5. Lack of communication.
Failed or inadequate communication across teams can’t help but result in organizational silos. Departmental leaders cannot meaningfully contribute when they aren’t made aware of problems or pressing needs in other areas of an organization. Hire the right people, trust them to do what they were hired to do, and equip them with an environment that is rich in information sharing, collaborative problem solving, and company-wide lessons-learned efforts.
6. Poorly aligned performance expectations.
Finally, silos can occur when leaders are given performance expectations, reinforced by variable compensation plans, that fail to encourage broad company success and instead, focus only on narrow, departmental goals. While all employees are hired to do specific jobs that fall within specific departments, and department-specific goals and rewards are important, everyone should also have a vested interest in the success of the broader company. That which is rewarded is likely to be repeated, so make sure you are rewarding behaviors that require cross-departmental collaboration and cooperation.
Example Problem of Silos: Cross Selling Security Services and Offerings
When a company has their security operations, services, and offerings spread across different silos, there can be critical breakdowns across the business development programs. To sell security services and offerings, the business personnel need to understand each of the security services/offerings, how those offerings apply to each client, the benefits of each of the offerings, and the return on investment (ROI). Clients get frustrated when different business development people from the same company (but different divisions) are selling different services/offerings. When a company’s services and offerings are spread across silos, you run the very real risk of customers being presented with different “offerings” from the same company. This prevents a cohesive, combined, “best offer” type of negotiation, and damages your reputation with customers.

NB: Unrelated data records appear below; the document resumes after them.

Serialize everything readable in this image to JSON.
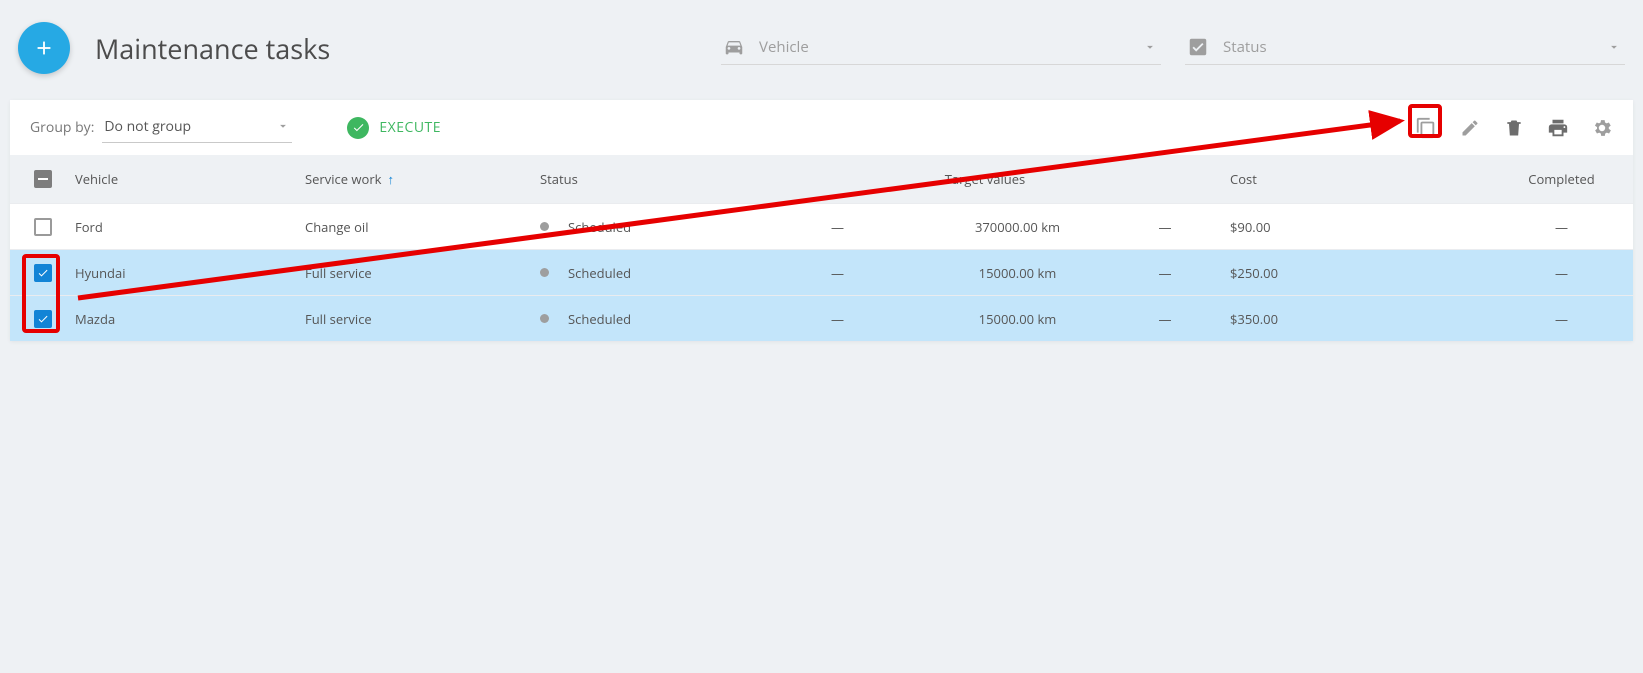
{
  "header": {
    "title": "Maintenance tasks",
    "filters": {
      "vehicle_placeholder": "Vehicle",
      "status_placeholder": "Status"
    }
  },
  "toolbar": {
    "group_by_label": "Group by:",
    "group_select_value": "Do not group",
    "execute_label": "EXECUTE"
  },
  "table": {
    "headers": {
      "vehicle": "Vehicle",
      "service_work": "Service work",
      "status": "Status",
      "target_values": "Target values",
      "cost": "Cost",
      "completed": "Completed"
    },
    "rows": [
      {
        "checked": false,
        "vehicle": "Ford",
        "service": "Change oil",
        "status": "Scheduled",
        "tv1": "—",
        "tv2": "370000.00 km",
        "tv3": "—",
        "cost": "$90.00",
        "completed": "—"
      },
      {
        "checked": true,
        "vehicle": "Hyundai",
        "service": "Full service",
        "status": "Scheduled",
        "tv1": "—",
        "tv2": "15000.00 km",
        "tv3": "—",
        "cost": "$250.00",
        "completed": "—"
      },
      {
        "checked": true,
        "vehicle": "Mazda",
        "service": "Full service",
        "status": "Scheduled",
        "tv1": "—",
        "tv2": "15000.00 km",
        "tv3": "—",
        "cost": "$350.00",
        "completed": "—"
      }
    ]
  }
}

Breaking Down Silos: Integrated Team Dynamics
6 Ways to Break Down Silos
1. Incentivize collaboration.
Set performance targets that can only be achieved by cross-functional teams and reward collaboration through compensation or recognition programs.
2. Get acquainted.
Help employees learn about the functions of different departments and understand individual roles within those departments.
3. Build trust and relationships.
First, address any existing conflicts fueling a silo mentality, and be prepared to identify and nip any future hostilities in the bud. Finally, entice people to interact outside of their silos with fun, social activities that cultivate camaraderie and a collaborative culture.
4. Create cross-functional teams.
Both temporary and permanent cross-functional teams can break down silos and have multiple benefits for the whole company, from improved productivity to better alignment. Cross-functional training also helps tear down the walls.
5. Provide the right collaboration tools.
When different departments are using different tools, or the tools everyone is using are inadequate, collaboration suffers. Make the investment to get all employees using the same tools. This will have an added benefit of reducing the burden on your IT and desktop support team.
6. Address Leadership.
Make sure that your leaders are aligned in the right positions. Having the right people in the right seats will benefit your organization and help align your team to the same shared values. The wrong leaders can silo your organizations, damage your culture, undermine your values, and ultimately hurt your brand.
Operating without Silos
Take a minute to assess your current operations, because silos can very naturally happen in any organization. The good news is that moving toward a less siloed operation only requires taking the intentional steps to better integrate operations. By paying close attention to the reasons silos happen and taking steps to prevent them, as well as making the appropriate management and leadership adjustments, a robust integrated operation is within reach.